Many people suffer from sleep disorders – in Germany about 25 percent, among shift workers even almost 40 percent.
They lie awake for hours on end, feel as if they’ve been tired the next day and panic in the morning before the next night.
- Too little sleep makes you sick
- Too little sleep makes stupid
- Insomnia has many faces
- Simple solutions
- Less is more
In our modern industrial society, the days of sleeping well seem to be over.
In the course of globalization, flexibilisation of working hours and 24-hour service, the night is increasingly being turned into day. Many people therefore suffer from sleep disorders and lack of sleep.
Not being able to sleep is not only annoying, but also extremely unhealthy. Chronic sleep disorders impair performance, concentration and reaction ability as well as the general well-being.
And this has serious long-term health consequences: Too little sleep can lead to psychological disorders such as depression.
Too little sleep makes stupid
“Perhaps the sleep instinct is less like the eating instinct than the sex instinct,” explained the well-known American sleep researcher William Dement. “Without sex, life is not beautiful either, but unlike lack of food, it is not threatened by it.”
William C. Dement is considered a pioneer in sleep research. He established the first sleep research center at Stanford University in 1970. In 1975 he founded the American Sleep Disorders Association, which he presided over for 12 years.

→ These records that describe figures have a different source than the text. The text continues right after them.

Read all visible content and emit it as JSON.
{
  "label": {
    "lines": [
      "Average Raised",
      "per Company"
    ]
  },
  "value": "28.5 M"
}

His scientific studies revealed that if the brain doesn’t get enough rest at night, it tries to sleep during the day. Anyone who does not take this fact into account damages his brain permanently. Dement’s conclusion: Sleep deprivation makes you stupid.
The sleep researcher is also certain: “Never before has the gap between medical research knowledge and actual application been so wide. Far more people could be helped than is the case.
The tricky thing is that patients are treated for cardiovascular diseases, immune system disorders, poor performance, but very often the sleep disorder that causes the complaints is not recognized. For the patients often a true odyssey on their therapy path.”
Insomnia has many faces
But what is actually a sleep disorder? Sleep researchers use this term to describe conditions that prevent a person from sleeping soundly.
They are therefore very tired during the day. Sleep medicine distinguishes up to 80 different forms of sleep disorders.
General disturbances of the sleep-wake rhythm are often found in people whose inner clock is disturbed by shift work, frequent travel or similar.
Simple solutions
Anyone suffering from mild sleep disorders can improve their sleep with just a few simple means: Warm baths at 34 to 36 degrees with lemon balm, hops or valerian additives, evening walks, autogenic training or other muscle relaxation training, sleeping cool at night and a good mattress can already help.
And if you really can’t sleep at all, you should rather get up and distract yourself with a boring activity instead of lying in bed brooding or getting annoyed. After some time (almost) everyone will get tired again.
Less is more
Those suffering from chronic sleep disorders can try a treatment by sleep deprivation, the so-called sleep restriction therapy. Sleep shortening is the keyword.
Patients lie in bed at night under therapeutic supervision for several weeks only as long as they actually sleep. Under certain circumstances, this can only be two to three hours. Day after day, the sleep period is extended until a normal sleep rhythm is gradually restored.
Narcolepsy on the other hand should be treated with medication. Behavioral therapy measures also help to better cope with the disease.